At this point, he said, he has not gotten clear communication on what the tax abatement will actually cover over the 12 years following the project’s completion.
“Thus far nobody’s been willing to talk to me,” Debenham said. “That’s doing a lot of damage not only to current projects … but also any goodwill going forward.”
The Bronson administration tried to lobby for a change to the state statute in this year’s legislative session in order to offer a bigger incentive to developers.
“Unfortunately, time ran out and we were not able to get state law changed. The best course forward is to pursue a change in state law. As of right now, property owners who are receiving the exemption must pay the minimum school contribution,” Bronson spokesman Hans Rodvik said in an emailed response to questions.

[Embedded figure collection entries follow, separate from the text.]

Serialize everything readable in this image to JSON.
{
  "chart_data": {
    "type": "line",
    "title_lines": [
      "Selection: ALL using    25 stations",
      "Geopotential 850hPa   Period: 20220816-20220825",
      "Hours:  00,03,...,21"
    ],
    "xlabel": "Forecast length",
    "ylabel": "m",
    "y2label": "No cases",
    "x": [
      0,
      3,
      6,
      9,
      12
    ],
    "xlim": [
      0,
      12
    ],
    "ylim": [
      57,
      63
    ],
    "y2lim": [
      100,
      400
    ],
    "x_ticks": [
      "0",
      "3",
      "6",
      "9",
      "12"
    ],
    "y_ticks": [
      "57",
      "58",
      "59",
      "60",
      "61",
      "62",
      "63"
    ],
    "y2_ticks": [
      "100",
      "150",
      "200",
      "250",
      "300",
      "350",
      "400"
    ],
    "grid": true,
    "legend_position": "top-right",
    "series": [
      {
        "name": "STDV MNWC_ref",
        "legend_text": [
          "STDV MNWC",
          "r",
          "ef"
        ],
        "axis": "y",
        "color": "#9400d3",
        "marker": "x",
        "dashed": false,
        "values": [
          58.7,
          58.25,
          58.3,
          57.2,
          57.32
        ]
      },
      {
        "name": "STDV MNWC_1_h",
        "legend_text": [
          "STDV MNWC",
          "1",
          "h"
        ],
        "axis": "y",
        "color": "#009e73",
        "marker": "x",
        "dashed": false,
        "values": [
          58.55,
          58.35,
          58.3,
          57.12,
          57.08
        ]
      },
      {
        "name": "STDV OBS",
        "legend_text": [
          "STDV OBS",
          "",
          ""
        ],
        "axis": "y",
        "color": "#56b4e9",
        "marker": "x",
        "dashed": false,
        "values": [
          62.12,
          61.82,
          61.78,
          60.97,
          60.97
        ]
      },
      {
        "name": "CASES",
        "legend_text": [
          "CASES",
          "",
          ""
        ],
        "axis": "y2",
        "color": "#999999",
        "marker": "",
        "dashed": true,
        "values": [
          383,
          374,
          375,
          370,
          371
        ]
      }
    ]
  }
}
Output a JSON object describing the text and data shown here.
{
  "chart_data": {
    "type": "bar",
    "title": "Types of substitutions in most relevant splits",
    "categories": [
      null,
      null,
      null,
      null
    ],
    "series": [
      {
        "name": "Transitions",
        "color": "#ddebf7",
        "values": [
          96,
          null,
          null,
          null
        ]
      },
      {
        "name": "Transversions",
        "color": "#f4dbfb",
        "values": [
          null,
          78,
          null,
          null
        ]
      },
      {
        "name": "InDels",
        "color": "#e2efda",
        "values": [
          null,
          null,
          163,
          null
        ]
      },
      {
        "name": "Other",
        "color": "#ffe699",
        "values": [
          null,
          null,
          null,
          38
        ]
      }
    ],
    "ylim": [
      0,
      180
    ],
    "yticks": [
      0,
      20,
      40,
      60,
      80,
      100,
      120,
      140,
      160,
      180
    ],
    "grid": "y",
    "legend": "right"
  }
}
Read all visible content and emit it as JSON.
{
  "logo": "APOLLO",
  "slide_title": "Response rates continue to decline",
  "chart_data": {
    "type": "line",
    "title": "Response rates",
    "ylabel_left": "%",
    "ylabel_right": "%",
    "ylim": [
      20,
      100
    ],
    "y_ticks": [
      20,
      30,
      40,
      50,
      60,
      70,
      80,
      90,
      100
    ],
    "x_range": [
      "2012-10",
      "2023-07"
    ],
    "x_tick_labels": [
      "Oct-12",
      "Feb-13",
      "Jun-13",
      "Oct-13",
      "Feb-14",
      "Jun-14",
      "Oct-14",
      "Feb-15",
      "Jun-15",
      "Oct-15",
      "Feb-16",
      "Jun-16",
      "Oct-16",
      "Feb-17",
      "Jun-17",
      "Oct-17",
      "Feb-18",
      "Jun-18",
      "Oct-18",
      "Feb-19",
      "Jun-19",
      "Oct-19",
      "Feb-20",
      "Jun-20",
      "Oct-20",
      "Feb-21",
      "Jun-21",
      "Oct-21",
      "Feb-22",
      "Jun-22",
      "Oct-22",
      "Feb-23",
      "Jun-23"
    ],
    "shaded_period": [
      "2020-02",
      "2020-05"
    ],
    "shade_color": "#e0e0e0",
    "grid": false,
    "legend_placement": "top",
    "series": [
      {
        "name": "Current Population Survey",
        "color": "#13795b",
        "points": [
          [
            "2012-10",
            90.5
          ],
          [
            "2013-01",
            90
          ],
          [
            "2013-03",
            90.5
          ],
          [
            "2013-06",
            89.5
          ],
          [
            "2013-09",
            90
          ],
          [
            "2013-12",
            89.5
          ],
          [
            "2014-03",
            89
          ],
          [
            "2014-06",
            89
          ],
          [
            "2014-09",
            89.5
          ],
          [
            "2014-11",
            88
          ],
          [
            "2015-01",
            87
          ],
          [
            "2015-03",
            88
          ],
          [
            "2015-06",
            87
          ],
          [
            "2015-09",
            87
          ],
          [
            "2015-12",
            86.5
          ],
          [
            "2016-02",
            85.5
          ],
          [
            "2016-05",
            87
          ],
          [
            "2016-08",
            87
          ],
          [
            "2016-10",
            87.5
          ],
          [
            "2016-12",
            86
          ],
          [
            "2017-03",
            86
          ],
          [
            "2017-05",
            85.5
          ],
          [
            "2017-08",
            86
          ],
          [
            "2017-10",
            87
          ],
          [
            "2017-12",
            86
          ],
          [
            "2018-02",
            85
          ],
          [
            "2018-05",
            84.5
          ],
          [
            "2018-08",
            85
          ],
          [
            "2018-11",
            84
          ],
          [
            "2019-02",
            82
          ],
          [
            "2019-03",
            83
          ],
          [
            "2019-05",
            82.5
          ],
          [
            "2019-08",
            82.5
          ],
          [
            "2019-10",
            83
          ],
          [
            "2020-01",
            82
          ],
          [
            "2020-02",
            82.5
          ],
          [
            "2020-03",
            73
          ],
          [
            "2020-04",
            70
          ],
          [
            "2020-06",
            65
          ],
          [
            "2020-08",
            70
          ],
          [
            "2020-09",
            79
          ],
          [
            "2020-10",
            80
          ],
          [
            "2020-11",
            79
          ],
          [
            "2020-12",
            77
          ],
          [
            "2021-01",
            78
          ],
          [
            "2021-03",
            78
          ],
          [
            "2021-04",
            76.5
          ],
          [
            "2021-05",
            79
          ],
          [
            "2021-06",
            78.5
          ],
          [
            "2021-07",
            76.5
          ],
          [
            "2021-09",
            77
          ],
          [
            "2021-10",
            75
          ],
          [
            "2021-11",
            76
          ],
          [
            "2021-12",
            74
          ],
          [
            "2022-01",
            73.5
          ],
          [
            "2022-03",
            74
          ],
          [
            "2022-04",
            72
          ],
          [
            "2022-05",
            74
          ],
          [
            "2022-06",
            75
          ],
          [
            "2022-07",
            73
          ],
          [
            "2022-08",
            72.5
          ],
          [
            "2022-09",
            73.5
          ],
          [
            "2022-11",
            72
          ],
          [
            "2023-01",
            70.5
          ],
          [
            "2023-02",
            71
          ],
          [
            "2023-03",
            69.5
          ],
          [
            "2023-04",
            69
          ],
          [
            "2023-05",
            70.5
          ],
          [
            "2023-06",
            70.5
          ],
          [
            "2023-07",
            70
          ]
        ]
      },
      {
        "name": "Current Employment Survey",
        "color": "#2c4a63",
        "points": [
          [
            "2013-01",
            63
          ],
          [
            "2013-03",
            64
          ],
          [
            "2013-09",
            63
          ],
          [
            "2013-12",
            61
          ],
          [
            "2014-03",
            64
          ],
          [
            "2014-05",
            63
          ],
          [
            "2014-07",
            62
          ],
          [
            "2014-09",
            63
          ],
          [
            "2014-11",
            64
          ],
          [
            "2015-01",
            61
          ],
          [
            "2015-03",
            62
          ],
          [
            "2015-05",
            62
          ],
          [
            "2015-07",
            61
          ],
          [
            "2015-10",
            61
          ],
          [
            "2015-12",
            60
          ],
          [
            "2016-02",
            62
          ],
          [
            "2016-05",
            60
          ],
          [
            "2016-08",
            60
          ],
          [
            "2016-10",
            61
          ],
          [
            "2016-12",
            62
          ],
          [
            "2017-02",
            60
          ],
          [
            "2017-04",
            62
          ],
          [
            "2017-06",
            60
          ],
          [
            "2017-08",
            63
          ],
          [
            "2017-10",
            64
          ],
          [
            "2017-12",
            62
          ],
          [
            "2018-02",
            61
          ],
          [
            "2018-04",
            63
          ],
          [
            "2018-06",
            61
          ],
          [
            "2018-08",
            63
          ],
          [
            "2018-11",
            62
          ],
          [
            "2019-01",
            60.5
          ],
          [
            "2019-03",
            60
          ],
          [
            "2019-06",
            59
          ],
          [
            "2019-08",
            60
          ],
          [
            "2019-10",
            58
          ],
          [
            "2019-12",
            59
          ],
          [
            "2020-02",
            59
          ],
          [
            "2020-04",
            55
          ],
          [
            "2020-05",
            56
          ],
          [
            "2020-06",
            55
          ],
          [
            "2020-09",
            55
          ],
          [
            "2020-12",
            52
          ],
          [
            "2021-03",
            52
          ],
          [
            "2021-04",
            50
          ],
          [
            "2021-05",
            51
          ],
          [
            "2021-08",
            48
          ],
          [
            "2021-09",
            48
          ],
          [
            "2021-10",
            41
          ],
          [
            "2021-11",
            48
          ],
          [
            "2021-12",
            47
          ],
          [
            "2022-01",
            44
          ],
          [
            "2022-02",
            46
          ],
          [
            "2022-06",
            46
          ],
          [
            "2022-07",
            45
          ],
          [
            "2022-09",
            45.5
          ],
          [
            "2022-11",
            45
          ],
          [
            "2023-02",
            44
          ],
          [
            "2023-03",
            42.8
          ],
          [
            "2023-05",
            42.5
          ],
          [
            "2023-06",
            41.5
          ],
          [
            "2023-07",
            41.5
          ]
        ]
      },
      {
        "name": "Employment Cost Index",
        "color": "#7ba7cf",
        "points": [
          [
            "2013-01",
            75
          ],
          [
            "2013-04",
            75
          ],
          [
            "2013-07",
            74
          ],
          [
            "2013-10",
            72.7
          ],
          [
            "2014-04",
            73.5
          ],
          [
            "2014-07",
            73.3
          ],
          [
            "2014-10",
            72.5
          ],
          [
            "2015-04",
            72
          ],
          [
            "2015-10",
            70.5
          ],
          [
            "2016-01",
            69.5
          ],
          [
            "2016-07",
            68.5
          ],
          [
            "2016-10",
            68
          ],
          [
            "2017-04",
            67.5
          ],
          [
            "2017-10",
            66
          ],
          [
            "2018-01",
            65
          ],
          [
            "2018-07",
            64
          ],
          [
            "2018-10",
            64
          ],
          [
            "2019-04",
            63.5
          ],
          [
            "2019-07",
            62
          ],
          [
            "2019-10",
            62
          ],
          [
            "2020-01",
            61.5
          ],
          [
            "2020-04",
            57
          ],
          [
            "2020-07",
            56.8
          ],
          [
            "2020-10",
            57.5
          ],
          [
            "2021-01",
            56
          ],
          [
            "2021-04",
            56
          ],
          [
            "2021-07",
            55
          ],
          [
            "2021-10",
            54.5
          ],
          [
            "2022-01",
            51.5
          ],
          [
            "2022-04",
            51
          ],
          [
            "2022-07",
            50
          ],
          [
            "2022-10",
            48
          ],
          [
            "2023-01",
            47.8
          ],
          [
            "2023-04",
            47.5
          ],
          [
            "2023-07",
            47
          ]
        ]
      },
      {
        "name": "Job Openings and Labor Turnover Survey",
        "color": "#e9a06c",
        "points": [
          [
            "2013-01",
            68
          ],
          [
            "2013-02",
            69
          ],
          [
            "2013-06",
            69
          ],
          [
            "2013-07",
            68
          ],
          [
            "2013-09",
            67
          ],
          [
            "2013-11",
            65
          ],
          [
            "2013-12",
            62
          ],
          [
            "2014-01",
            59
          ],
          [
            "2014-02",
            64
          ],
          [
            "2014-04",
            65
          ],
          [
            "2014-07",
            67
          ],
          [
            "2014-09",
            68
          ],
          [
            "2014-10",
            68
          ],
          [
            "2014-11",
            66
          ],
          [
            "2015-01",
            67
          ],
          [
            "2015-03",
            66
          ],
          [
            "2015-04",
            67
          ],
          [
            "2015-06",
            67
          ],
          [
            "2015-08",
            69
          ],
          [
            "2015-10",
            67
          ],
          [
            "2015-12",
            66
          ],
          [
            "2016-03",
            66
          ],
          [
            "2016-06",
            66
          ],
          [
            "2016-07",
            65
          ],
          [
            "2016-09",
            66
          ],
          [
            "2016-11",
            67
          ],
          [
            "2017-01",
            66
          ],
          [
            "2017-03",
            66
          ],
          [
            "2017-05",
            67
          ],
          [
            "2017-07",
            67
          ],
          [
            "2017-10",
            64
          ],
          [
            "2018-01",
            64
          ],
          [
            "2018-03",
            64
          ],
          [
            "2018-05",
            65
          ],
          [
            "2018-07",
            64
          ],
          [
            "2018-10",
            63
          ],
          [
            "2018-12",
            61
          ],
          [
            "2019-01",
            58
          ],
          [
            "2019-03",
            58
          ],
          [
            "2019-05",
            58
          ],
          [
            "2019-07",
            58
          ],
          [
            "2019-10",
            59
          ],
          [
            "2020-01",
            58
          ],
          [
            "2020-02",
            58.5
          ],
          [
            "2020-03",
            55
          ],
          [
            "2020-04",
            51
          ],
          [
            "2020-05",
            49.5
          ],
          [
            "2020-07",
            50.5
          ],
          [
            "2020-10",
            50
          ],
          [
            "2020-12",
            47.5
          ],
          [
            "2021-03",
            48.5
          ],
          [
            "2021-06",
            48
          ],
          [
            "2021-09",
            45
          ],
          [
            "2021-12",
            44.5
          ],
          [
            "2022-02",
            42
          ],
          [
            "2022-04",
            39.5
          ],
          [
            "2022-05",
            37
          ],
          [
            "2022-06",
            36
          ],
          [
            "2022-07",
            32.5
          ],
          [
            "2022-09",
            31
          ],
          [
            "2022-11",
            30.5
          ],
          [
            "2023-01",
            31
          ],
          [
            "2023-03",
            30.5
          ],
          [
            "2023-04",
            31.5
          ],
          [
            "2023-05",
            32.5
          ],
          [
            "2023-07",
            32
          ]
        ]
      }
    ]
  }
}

He added that Block 96 is an “historic public-private partnership that involved (Anchorage Community Development Authority), the developer and the Municipality.”
“Both the Administration and Assembly remain committed to spurring development,” Rodvik said. “We are pro-development and always keep lines of communication open between the Administration and developers to resolve problems as they arise.”
Construction work continues on the Block 96 project, though Debenham said if there is no remedy to the current lack of clarity on how much the project is obligated to pay in taxes, he may have to seek resolution through the courts.
“Definitely not something we want to do,” Debenham said. “We want to work with the municipality to try to bring extra housing to Anchorage.”